The program-already launched in Austin, Boston and Pittsburgh-offers discounted Weight Watchers memberships to more than 3,100 City of Newark employees. They get the first month free and can attend meetings at a discounted rate for up to one year. At 26 percent, Newark has a higher obesity rate than the rest of the state (24 percent). Nationwide one third of Americans are obese, while two thirds are overweight.
Booker isn't new to the issue. He is constantly tweeting about his vegetarian diet, as well as his own efforts to exercise and lose weight, and is a vice -chair on the First Lady's Partnership for a Healthy America initiative. He even launched a Let's Move! Newark in 2010 to try and cut down on childhood obesity rates. Last year he also embarked on a highly publicized food stamp challenge, eating only what he could buy on a food stamp budget for a week, to bring attention to the necessity of social programs like food stamps. In Newark, he has tried to make sure that grocery stores in low income areas stock healthy food, trying to eliminate "food deserts."
Weight Watchers CEO David Kirchhoff said they began working with Booker on the project about six months ago. "Obesity is a multi-faceted problem and the solution is also multi-faceted," Kirchhoff said, noting he has actually lost 45 pounds in his own battle to get trim.
After getting in on the fat jokes on the "Late Show with David Letterman" Monday night, Christie openly spoke about his 30-year struggle Tuesday, saying he's "making the best effort I can and sometimes I'm successful and other times I'm not." Wednesday, after a former White House physician said she was worried "about this man dying in office," he hit back calling her a "hack." The back and forth made headlines and stretched the public discussion of his weight to another day.
The comments are obviously coincidental to the Newark and Weight Watchers initiative, but it dovetails with Christie's open struggle, something statistically most Americans are also battling.
"I think it's completely inappropriate and just wrong to get on anyone's back about their weight," Kirchhoff said, referring to the now public discussion over the possible 2016 presidential candidate's weight. "It's a personal situation, personal health condition and it needs to be treated with respect. And I say that as someone who has his own struggles with weight. I don't need someone browbeating me. Anybody's decision to tackle their weight is their struggle, their journey. It just doesn't seem right to jump in the fray and cast judgment."
Doctors also say teasing and judgmental behavior can backfire on a person struggling with obesity.

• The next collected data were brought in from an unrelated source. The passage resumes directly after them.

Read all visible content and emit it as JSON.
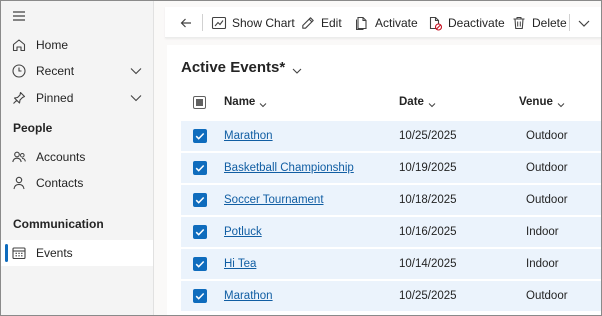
{
  "sidebar": {
    "nav": [
      {
        "label": "Home",
        "icon": "home-icon"
      },
      {
        "label": "Recent",
        "icon": "clock-icon",
        "expandable": true
      },
      {
        "label": "Pinned",
        "icon": "pin-icon",
        "expandable": true
      }
    ],
    "groups": [
      {
        "label": "People",
        "items": [
          {
            "label": "Accounts",
            "icon": "people-icon"
          },
          {
            "label": "Contacts",
            "icon": "person-icon"
          }
        ]
      },
      {
        "label": "Communication",
        "items": [
          {
            "label": "Events",
            "icon": "calendar-icon",
            "selected": true
          }
        ]
      }
    ]
  },
  "toolbar": {
    "back_icon": "back-arrow-icon",
    "show_chart_label": "Show Chart",
    "edit_label": "Edit",
    "activate_label": "Activate",
    "deactivate_label": "Deactivate",
    "delete_label": "Delete",
    "overflow_icon": "chevron-down-icon"
  },
  "view": {
    "title": "Active Events*",
    "columns": {
      "name": "Name",
      "date": "Date",
      "venue": "Venue"
    },
    "rows": [
      {
        "name": "Marathon",
        "date": "10/25/2025",
        "venue": "Outdoor",
        "selected": true
      },
      {
        "name": "Basketball Championship",
        "date": "10/19/2025",
        "venue": "Outdoor",
        "selected": true
      },
      {
        "name": "Soccer Tournament",
        "date": "10/18/2025",
        "venue": "Outdoor",
        "selected": true
      },
      {
        "name": "Potluck",
        "date": "10/16/2025",
        "venue": "Indoor",
        "selected": true
      },
      {
        "name": "Hi Tea",
        "date": "10/14/2025",
        "venue": "Indoor",
        "selected": true
      },
      {
        "name": "Marathon",
        "date": "10/25/2025",
        "venue": "Outdoor",
        "selected": true
      }
    ]
  },
  "colors": {
    "accent": "#0f6cbd",
    "link": "#115ea3",
    "row_selected_bg": "#ebf3fc",
    "sidebar_bg": "#f4f4f4"
  }
}
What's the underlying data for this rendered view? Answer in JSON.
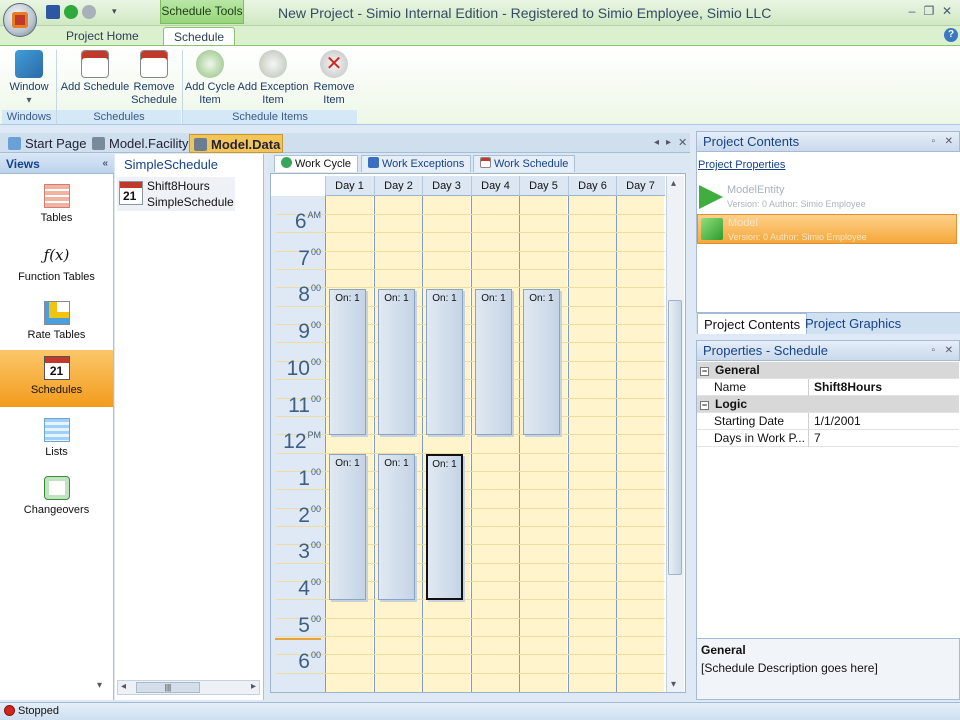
{
  "titlebar": {
    "context_label": "Schedule Tools",
    "title": "New Project - Simio Internal Edition - Registered to Simio Employee, Simio LLC",
    "min": "–",
    "max": "❐",
    "close": "✕"
  },
  "ribbon_tabs": {
    "project_home": "Project Home",
    "schedule": "Schedule"
  },
  "ribbon": {
    "window": {
      "label1": "Window",
      "label2": "▾"
    },
    "add_schedule": {
      "label1": "Add Schedule"
    },
    "remove_schedule": {
      "label1": "Remove",
      "label2": "Schedule"
    },
    "add_cycle": {
      "label1": "Add Cycle",
      "label2": "Item"
    },
    "add_exception": {
      "label1": "Add Exception",
      "label2": "Item"
    },
    "remove_item": {
      "label1": "Remove",
      "label2": "Item"
    },
    "groups": {
      "windows": "Windows",
      "schedules": "Schedules",
      "schedule_items": "Schedule Items"
    }
  },
  "doc_tabs": {
    "start": "Start Page",
    "facility": "Model.Facility",
    "data": "Model.Data"
  },
  "views": {
    "header": "Views",
    "items": [
      {
        "label": "Tables"
      },
      {
        "label": "Function Tables"
      },
      {
        "label": "Rate Tables"
      },
      {
        "label": "Schedules"
      },
      {
        "label": "Lists"
      },
      {
        "label": "Changeovers"
      }
    ]
  },
  "schedule_list": {
    "header": "SimpleSchedule",
    "item_name": "Shift8Hours",
    "item_sub": "SimpleSchedule",
    "cal_day": "21"
  },
  "work_tabs": {
    "cycle": "Work Cycle",
    "exceptions": "Work Exceptions",
    "schedule": "Work Schedule"
  },
  "days": [
    "Day 1",
    "Day 2",
    "Day 3",
    "Day 4",
    "Day 5",
    "Day 6",
    "Day 7"
  ],
  "hours": [
    {
      "h": "6",
      "s": "AM"
    },
    {
      "h": "7",
      "s": "00"
    },
    {
      "h": "8",
      "s": "00"
    },
    {
      "h": "9",
      "s": "00"
    },
    {
      "h": "10",
      "s": "00"
    },
    {
      "h": "11",
      "s": "00"
    },
    {
      "h": "12",
      "s": "PM"
    },
    {
      "h": "1",
      "s": "00"
    },
    {
      "h": "2",
      "s": "00"
    },
    {
      "h": "3",
      "s": "00"
    },
    {
      "h": "4",
      "s": "00"
    },
    {
      "h": "5",
      "s": "00"
    },
    {
      "h": "6",
      "s": "00"
    }
  ],
  "appointment_label": "On: 1",
  "appointments": {
    "morning_days": [
      1,
      2,
      3,
      4,
      5
    ],
    "afternoon_days": [
      1,
      2,
      3
    ],
    "selected": {
      "day": 3,
      "block": "afternoon"
    }
  },
  "project_contents": {
    "header": "Project Contents",
    "link": "Project Properties",
    "entities": [
      {
        "name": "ModelEntity",
        "version": "Version: 0 Author: Simio Employee"
      },
      {
        "name": "Model",
        "version": "Version: 0 Author: Simio Employee"
      }
    ],
    "tabs": {
      "contents": "Project Contents",
      "graphics": "Project Graphics"
    }
  },
  "properties": {
    "header": "Properties - Schedule",
    "rows": [
      {
        "category": "General"
      },
      {
        "name": "Name",
        "value": "Shift8Hours"
      },
      {
        "category": "Logic"
      },
      {
        "name": "Starting Date",
        "value": "1/1/2001"
      },
      {
        "name": "Days in Work P...",
        "value": "7"
      }
    ],
    "desc_title": "General",
    "desc_text": "[Schedule Description goes here]"
  },
  "status": {
    "text": "Stopped"
  },
  "colors": {
    "accent_green": "#96d67a",
    "selected_orange": "#f39b1c",
    "grid_yellow": "#fff4cc",
    "link_blue": "#15428b"
  }
}
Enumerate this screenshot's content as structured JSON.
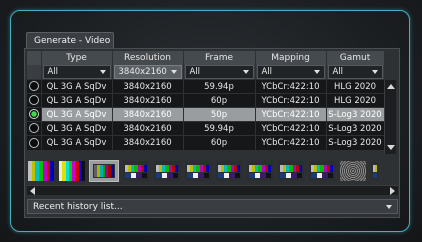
{
  "tab": {
    "label": "Generate - Video"
  },
  "table": {
    "columns": [
      "Type",
      "Resolution",
      "Frame",
      "Mapping",
      "Gamut"
    ],
    "filters": [
      "All",
      "3840x2160",
      "All",
      "All",
      "All"
    ],
    "rows": [
      {
        "type": "QL 3G A SqDv",
        "resolution": "3840x2160",
        "frame": "59.94p",
        "mapping": "YCbCr:422:10",
        "gamut": "HLG 2020",
        "selected": false
      },
      {
        "type": "QL 3G A SqDv",
        "resolution": "3840x2160",
        "frame": "60p",
        "mapping": "YCbCr:422:10",
        "gamut": "HLG 2020",
        "selected": false
      },
      {
        "type": "QL 3G A SqDv",
        "resolution": "3840x2160",
        "frame": "50p",
        "mapping": "YCbCr:422:10",
        "gamut": "S-Log3 2020",
        "selected": true
      },
      {
        "type": "QL 3G A SqDv",
        "resolution": "3840x2160",
        "frame": "59.94p",
        "mapping": "YCbCr:422:10",
        "gamut": "S-Log3 2020",
        "selected": false
      },
      {
        "type": "QL 3G A SqDv",
        "resolution": "3840x2160",
        "frame": "60p",
        "mapping": "YCbCr:422:10",
        "gamut": "S-Log3 2020",
        "selected": false
      }
    ]
  },
  "thumbnails": [
    {
      "name": "colour-bars-100",
      "selected": false
    },
    {
      "name": "colour-bars-75",
      "selected": false
    },
    {
      "name": "colour-bars-split",
      "selected": true
    },
    {
      "name": "smpte-bars-1",
      "selected": false
    },
    {
      "name": "smpte-bars-2",
      "selected": false
    },
    {
      "name": "smpte-bars-3",
      "selected": false
    },
    {
      "name": "smpte-bars-4",
      "selected": false
    },
    {
      "name": "smpte-bars-5",
      "selected": false
    },
    {
      "name": "smpte-bars-6",
      "selected": false
    },
    {
      "name": "smpte-bars-7",
      "selected": false
    },
    {
      "name": "zone-plate",
      "selected": false
    },
    {
      "name": "smpte-bars-8",
      "selected": false
    }
  ],
  "history": {
    "label": "Recent history list..."
  },
  "colors": {
    "accent": "#3fb3c2",
    "selected_row": "#9a9da0",
    "radio_on": "#41d84a"
  }
}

Dr. Rebecca Puhl, director of research and Weight Stigma Initiatives at the Rudd Center for Food Policy & Obesity at Yale University, said, "There seems to be this public perception that shaming, intimidating, making fun of people with obesity … will motivate people to lose weight, when we actually see the opposite is true."
"Public scrutiny, fat jokes lead people to engage in unhealthy eating, increase consumption of calories, avoidance of physical exercise, and impairs their efforts to lose weight," Puhl said.
Kirchhoff said part of the obesity epidemic in the country comes from the fact "we as human beings are wired for a world of food scarcity … for tens of thousands of years not knowing where the next meal is coming from."
He added that the "past 30 to 40 years the food environment has changed overnight and there are 600 more calories available per person today than in 1970…. There is food overabundance, crazy portions 24/7 and food available all the time as opposed to when we grew up, we ate when mom gave us food."
He added that as people are "dealing with this crazy food environment we live in" it is "completely insane" to blame people for their weight issues.
Weight Watchers is working on other programs specifically targeting low income neighborhoods to fight obesity including awarding $1 million's worth of Weight Watchers meetings to a small, medium-sized and large city.
In a press release, Booker said Newark has "an important role to play in turning back the rising tide of obesity in this country" and at the event Thursday he jokingly admitted to "hanging out with those guys last night, Ben and Jerry," which got laughs according to the New Jersey Star-Ledger.
Booker was not available on Thursday for interviews to discuss his initiative.
Booker considered challenging Christie in his re-election bid this year, which would have created a high-profile race between the two P.R.-savvy politicians, but he instead announced a run for U.S. senate next year when Frank Lautenberg's term expires. Lautenberg has not said whether he plans to run for another term, creating friction between the two. Booker did officially endorse Christie's Democratic opponent, state Sen. Barbara Buono, last month.